Multimodal llms: expansion of capacities through text and vision
The widening of large languages (LLM) models to manage several methods, in particular images and text, has enabled the development of more interactive and intuitive AI systems. Multimodal LLM (MLLM) can interpret visuals, answer questions about images and engage in dialogues that include both text and images. Their ability to reason in visual and linguistic fields makes them more and more precious for applications such as education, content generation and interactive assistants.
The challenge of forgetting on the text only in the mllm
However, the integration of vision in LLMS creates a problem. When trained on data sets that mix images with text, MLLMs often lose their ability to manage purely textual tasks. This phenomenon, known by the name of forgetting in text only, occurs because the visual tokens inserted in the linguistic sequence divert the attention of the text model. Consequently, the MLLM begins to prioritize the content linked to the image and works badly on the tasks which require only understanding of language, such as basic reasoning, understanding or tasks of textual questions (Q&A).
Limits of existing mitigation strategies
Several methods try to treat this degradation. Certain approaches reintroduce large amounts of text data only during training, while others alternate between text and multimodal fine adjustment. These strategies aim to recall the model of its original linguistic capacities. Other conceptions include adapter layers or the base -based adjustment. However, these techniques often increase training costs, require a complex switching logic during inference or could not fully restore the understanding of the text. The problem follows largely from how the attention of the model moves when the image tokens are introduced into the sequence.
Presentation of the wings: a double prosecutor approach by Alibaba and Nanjing University
Researchers from the AI sales team of the Alibaba group and Nanjing University have introduced a new approach entitled Wings. The design adds two new modules: visual and textual learners – in each MLLM layer. These learners work in parallel with the main attention mechanism of the model. The structure resembles “wings” attached on each side of the layers of attention. A routing component controls the attention that each learner receives according to the current token mixture, allowing the model to dynamically balance its development between visual and textual information.
Low residual attention (Lorra): balancing efficiency and awareness of modality
The architecture of the wings uses a mechanism called low -rank residual attention (Lorra), which maintains light calculations while allowing learners to capture essential information specific to the modality. In the first stage of the training, only visual learners are activated to align the characteristics of the image. In the second step, visual and textual learners are co-formed with a router module that uses attention weights to allocate responsibility. Each learner uses effective attention blocks to interact with the surrounding image or text, and their outputs are combined with those of the main model. This ensures that visual attention does not overcome textual understanding.

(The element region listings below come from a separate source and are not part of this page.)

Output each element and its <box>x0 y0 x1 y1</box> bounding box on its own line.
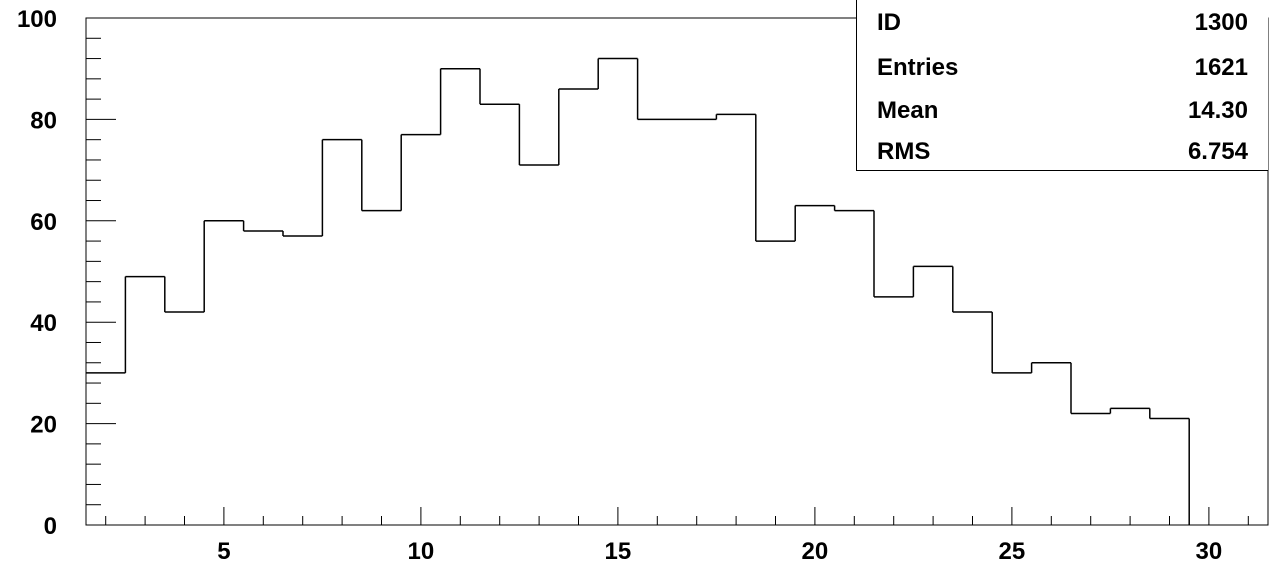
axis-ticks <box>86 17 1249 526</box>
stats-row-mean: Mean 14.30 <box>857 91 1268 131</box>
y-tick-label: 60 <box>30 209 57 236</box>
y-tick-label: 40 <box>30 310 57 337</box>
axes <box>85 17 1269 526</box>
x-tick-label: 30 <box>1196 538 1223 565</box>
y-tick-label: 0 <box>44 513 57 540</box>
stats-row-rms: RMS 6.754 <box>857 132 1268 172</box>
x-tick-label: 5 <box>217 538 230 565</box>
stats-value: 1621 <box>1194 54 1248 81</box>
x-tick-label: 15 <box>605 538 632 565</box>
stats-row-entries: Entries 1621 <box>857 48 1268 88</box>
tick-labels: 5 10 15 20 25 30 0 20 40 60 80 100 <box>17 6 1222 565</box>
x-tick-label: 25 <box>999 538 1026 565</box>
stats-value: 6.754 <box>1187 138 1248 165</box>
stats-key: Entries <box>877 54 959 81</box>
stats-key: Mean <box>877 97 939 124</box>
stats-value: 1300 <box>1194 9 1248 36</box>
plot-frame <box>85 17 1269 526</box>
x-tick-label: 20 <box>802 538 829 565</box>
stats-key: RMS <box>877 138 931 165</box>
stats-box: ID 1300 Entries 1621 Mean 14.30 RMS 6.75… <box>856 0 1268 171</box>
y-tick-label: 20 <box>30 412 57 439</box>
x-tick-label: 10 <box>408 538 435 565</box>
stats-row-id: ID 1300 <box>857 3 1268 43</box>
stats-value: 14.30 <box>1187 97 1248 124</box>
y-tick-label: 80 <box>30 107 57 134</box>
stats-key: ID <box>877 9 901 36</box>
y-tick-label: 100 <box>17 6 57 33</box>
histogram-bins <box>86 57 1190 525</box>
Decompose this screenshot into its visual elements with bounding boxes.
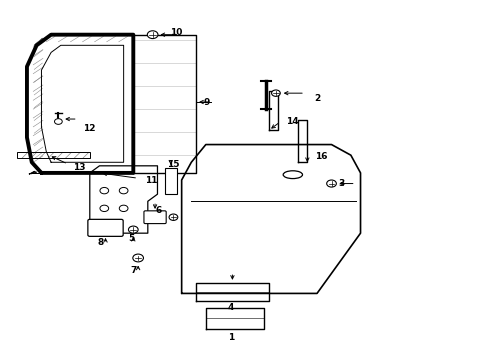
Text: 14: 14 [285, 117, 298, 126]
Text: 12: 12 [82, 124, 95, 133]
Text: 8: 8 [97, 238, 103, 247]
Circle shape [54, 119, 62, 124]
Circle shape [128, 226, 138, 233]
Text: 11: 11 [145, 176, 158, 185]
Circle shape [100, 205, 108, 212]
Circle shape [133, 254, 143, 262]
Text: 2: 2 [314, 94, 320, 103]
Text: 7: 7 [130, 266, 136, 275]
Text: 6: 6 [155, 206, 161, 215]
Circle shape [326, 180, 336, 187]
Circle shape [100, 188, 108, 194]
FancyBboxPatch shape [88, 219, 123, 237]
Text: 9: 9 [203, 98, 209, 107]
Text: 4: 4 [227, 303, 233, 312]
Text: 1: 1 [228, 333, 234, 342]
Bar [17, 152, 90, 158]
Bar [164, 168, 177, 194]
Circle shape [119, 205, 128, 212]
Circle shape [119, 188, 128, 194]
FancyBboxPatch shape [143, 211, 166, 224]
Ellipse shape [283, 171, 302, 179]
Text: 5: 5 [128, 234, 135, 243]
Circle shape [169, 214, 178, 220]
Circle shape [147, 31, 158, 39]
Text: 15: 15 [167, 159, 179, 168]
Text: 3: 3 [338, 179, 345, 188]
Circle shape [271, 90, 280, 96]
Text: 10: 10 [169, 28, 182, 37]
Text: 13: 13 [73, 163, 85, 172]
Text: 16: 16 [314, 153, 326, 162]
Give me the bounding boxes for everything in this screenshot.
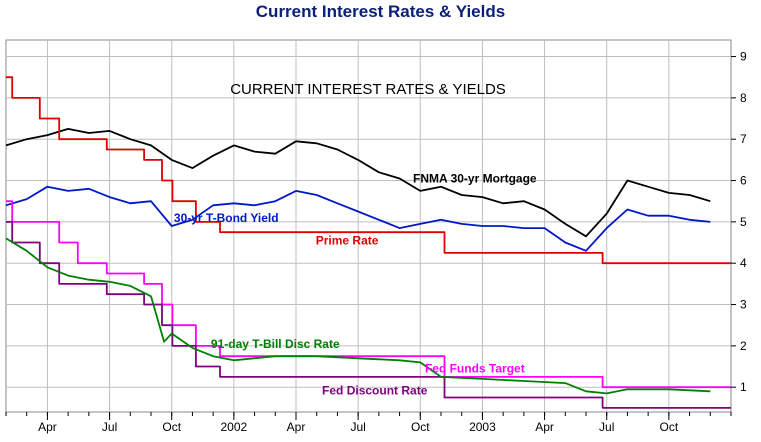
inner-title: CURRENT INTEREST RATES & YIELDS	[230, 81, 506, 98]
series-label-3: 91-day T-Bill Disc Rate	[211, 337, 340, 351]
x-tick-label-0: Apr	[38, 420, 57, 434]
x-tick-label-7: 2003	[469, 420, 496, 434]
y-tick-label-1: 1	[740, 380, 747, 394]
series-line-prime-rate	[6, 76, 731, 265]
series-label-4: Fed Funds Target	[425, 362, 525, 376]
x-tick-label-3: 2002	[221, 420, 248, 434]
x-tick-label-4: Apr	[287, 420, 306, 434]
x-tick-label-8: Apr	[535, 420, 554, 434]
y-tick-label-2: 2	[740, 339, 747, 353]
series-label-0: FNMA 30-yr Mortgage	[413, 172, 537, 186]
series-label-5: Fed Discount Rate	[322, 384, 428, 398]
x-tick-label-2: Oct	[162, 420, 181, 434]
series-labels: FNMA 30-yr Mortgage 30-yr T-Bond Yield Pri…	[174, 172, 537, 398]
series-label-2: Prime Rate	[316, 234, 379, 248]
x-tick-label-10: Oct	[660, 420, 679, 434]
x-tick-label-5: Jul	[350, 420, 365, 434]
page-title: Current Interest Rates & Yields	[255, 2, 506, 21]
y-tick-labels: 1 2 3 4 5 6 7 8 9	[731, 50, 747, 394]
series-line-fed-funds-target	[6, 200, 731, 389]
x-tick-label-1: Jul	[102, 420, 117, 434]
x-tick-label-6: Oct	[411, 420, 430, 434]
x-tick-label-9: Jul	[599, 420, 614, 434]
x-tick-labels: Apr Jul Oct 2002 Apr Jul Oct 2003 Apr Jul Oct	[38, 420, 679, 434]
series-lines	[5, 76, 731, 409]
y-tick-label-3: 3	[740, 298, 747, 312]
series-line-30-yr-t-bond-yield	[5, 185, 711, 252]
series-line-fnma-30-yr-mortgage	[5, 128, 711, 238]
y-tick-label-9: 9	[740, 50, 747, 64]
y-tick-label-4: 4	[740, 256, 747, 270]
series-label-1: 30-yr T-Bond Yield	[174, 211, 279, 225]
y-tick-label-5: 5	[740, 215, 747, 229]
series-line-91-day-t-bill-disc-rate	[5, 237, 711, 395]
y-tick-label-7: 7	[740, 132, 747, 146]
y-tick-label-6: 6	[740, 174, 747, 188]
y-tick-label-8: 8	[740, 91, 747, 105]
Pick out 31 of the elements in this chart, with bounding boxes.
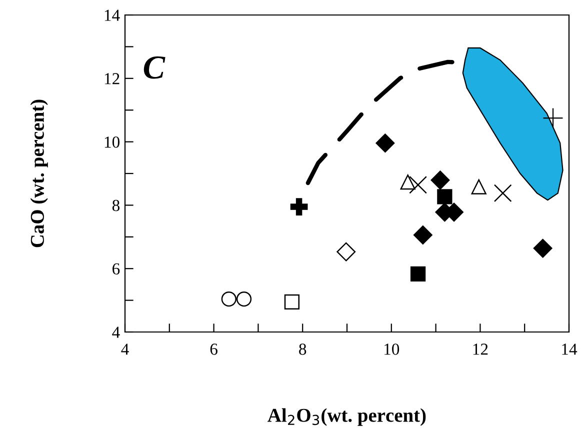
y-tick-label: 14: [104, 10, 120, 21]
x-axis-title: Al$_{2}$O$_{3}$(wt. percent): [268, 408, 426, 426]
y-tick-label: 10: [104, 136, 120, 148]
point: [413, 226, 432, 244]
point: [430, 170, 450, 190]
y-axis-title: CaO (wt. percent): [30, 100, 48, 248]
point: [221, 291, 236, 307]
point: [236, 291, 252, 307]
x-tick-label: 8: [299, 344, 306, 355]
y-tick-label: 6: [112, 263, 120, 275]
x-tick-label: 6: [210, 344, 218, 355]
y-tick-label: 12: [104, 73, 120, 84]
x-tick-label: 14: [562, 344, 578, 355]
point: [409, 176, 427, 194]
point: [284, 294, 300, 310]
point: [410, 266, 426, 282]
point: [290, 198, 308, 216]
x-tick-label: 10: [384, 344, 400, 355]
x-tick-label: 12: [473, 344, 488, 355]
y-tick-label: 4: [112, 326, 120, 338]
point: [533, 238, 552, 258]
x-tick-label: 4: [121, 344, 129, 355]
point: [494, 184, 512, 202]
point: [400, 174, 416, 190]
annotation: C: [144, 56, 166, 79]
point: [336, 242, 356, 262]
point: [376, 134, 395, 153]
point: [471, 179, 486, 194]
y-tick-label: 8: [112, 200, 120, 212]
point: [542, 108, 564, 128]
point: [437, 189, 452, 204]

Wings' performance benchmarks through multimodal text and tasks
In terms of performance, the wings have shown strong results. On the MMLU data set, he obtained a text score only of 60.53, which represents an improvement of 9.70 points compared to a similar basic model. For CMMLU, he scored 69.82, 9.36 points higher than the base line. In reasoning tasks like the top of the race, he won 11.9 points and in the WSC, an improvement of 11.12 points was recorded. In multimodal benchmarks like MMMU-Val, the wings have reached an improvement of 4.78 points. It has also demonstrated robust results on the IIT reference, more effectively managing multi-viing dialogues in text and mixed image as other open source mlms on the same scale.
Conclusion: towards more balanced and generalized MLLM
In summary, the researchers addressed the question of the forgetting of catastrophic text only in MLLMS by introducing wings, an architecture which combines visual and textual learners dedicated alongside the routing of attention. By analyzing attention changes and designing targeted interventions, they maintained text performance while improving visual understanding, offering a more balanced and more efficient multimodal model.
Discover the Paper. All the merit of this research goes to researchers in this project. Also, don't hesitate to follow us Twitter And don't forget to join our Subseubdredit 100k + ml and subscribe to Our newsletter.
Nikhil is an intern consultant at Marktechpost. It pursues a double degree integrated into materials at the Indian Kharagpur Institute of Technology. Nikhil is an IA / ML enthusiast who is still looking for applications in fields like biomaterials and biomedical sciences. With a strong experience in material science, he explores new progress and creates opportunities to contribute.